The number of organisations that may have been affected by the hack is not clear, although is widely reported to be tens of thousands; the Wall Street Journal cited a source who claimed the figure could be as high as 250,000.
In light of this, the president is creating a team to keep tabs on the matter and support work to combat the attack and assist in recovery.
In a recent briefing, White House press secretary Jen Psaki said: “This is a significant vulnerability that could have far-reaching impacts. First and foremost, this is an active threat. And… everyone running these servers — government, private sector, academia — needs to act now to patch them. We are concerned that there are a large number of victims and are working with our partners to understand the scope of this.”
She added: “Network owners also need to consider whether they have already been compromised and should immediately take appropriate steps. The Cybersecurity and Infrastructure Security Agency issued an emergency directive to agencies, and we’re now looking closely at the next steps we need to take… We urge network operators to take it very seriously.”

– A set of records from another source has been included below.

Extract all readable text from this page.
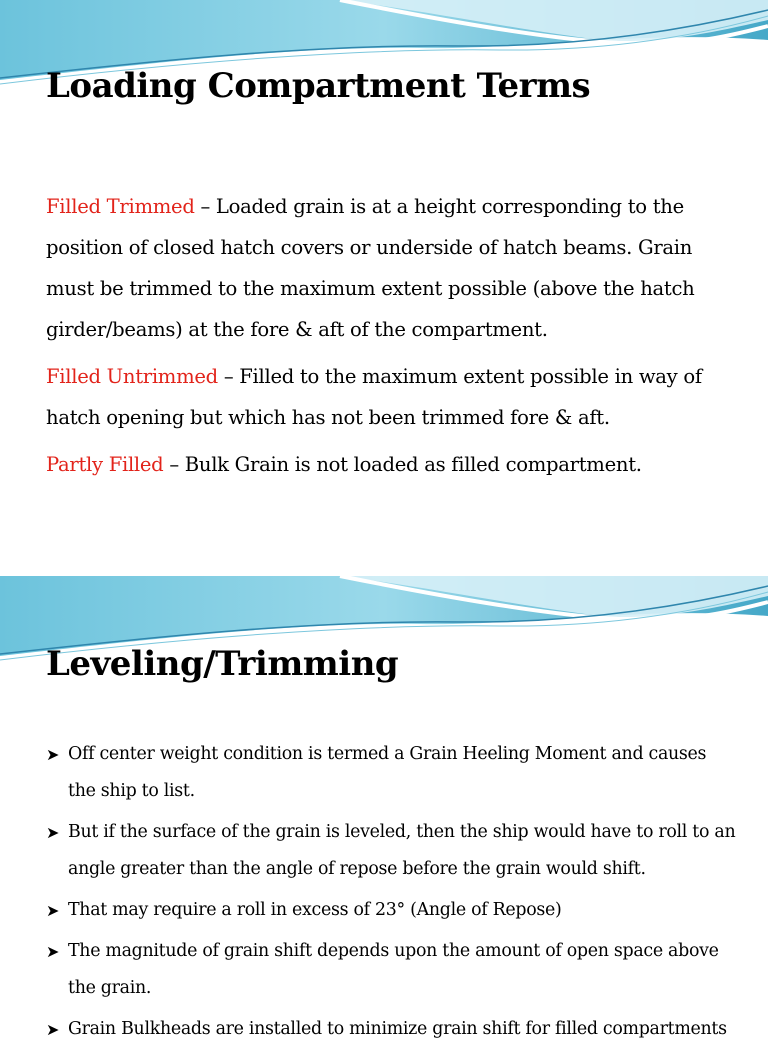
Loading Compartment Terms

Filled Trimmed – Loaded grain is at a height corresponding to the position of closed hatch covers or underside of hatch beams. Grain must be trimmed to the maximum extent possible (above the hatch girder/beams) at the fore & aft of the compartment.

Filled Untrimmed – Filled to the maximum extent possible in way of hatch opening but which has not been trimmed fore & aft.

Partly Filled – Bulk Grain is not loaded as filled compartment.

Leveling/Trimming
➤ Off center weight condition is termed a Grain Heeling Moment and causes the ship to list.
➤ But if the surface of the grain is leveled, then the ship would have to roll to an angle greater than the angle of repose before the grain would shift.
➤ That may require a roll in excess of 23° (Angle of Repose)
➤ The magnitude of grain shift depends upon the amount of open space above the grain.
➤ Grain Bulkheads are installed to minimize grain shift for filled compartments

In the last week, Microsoft has released a number of updates and security patches – including for Exchange Server products that were previously no longer supported by the vendor.
Organisations are advised to upgrade to the latest version of all programs as soon as practicable – but are also warned that this will not expel attackers who have already breached their network.
“[We] strongly recommend investigating your Exchange deployments using [our] hunting recommendations… to ensure that they have not been compromised,” said an update from the vendor’s online security centre. “We recommend initiating an investigation in parallel with or after applying one of the [suggested] mitigation strategies.”
The blog from Burt claimed that, although the attack stemmed from China, it was launched “primarily from leased virtual private servers in the United States”.
“The attacks included three steps,” he added. “First, it would gain access to an Exchange Server either with stolen passwords or by using the previously undiscovered vulnerabilities to disguise itself as someone who should have access. Second, it would create what’s called a web shell to control the compromised server remotely. Third, it would use that remote access – run from the US-based private servers – to steal data from an organisation’s network.”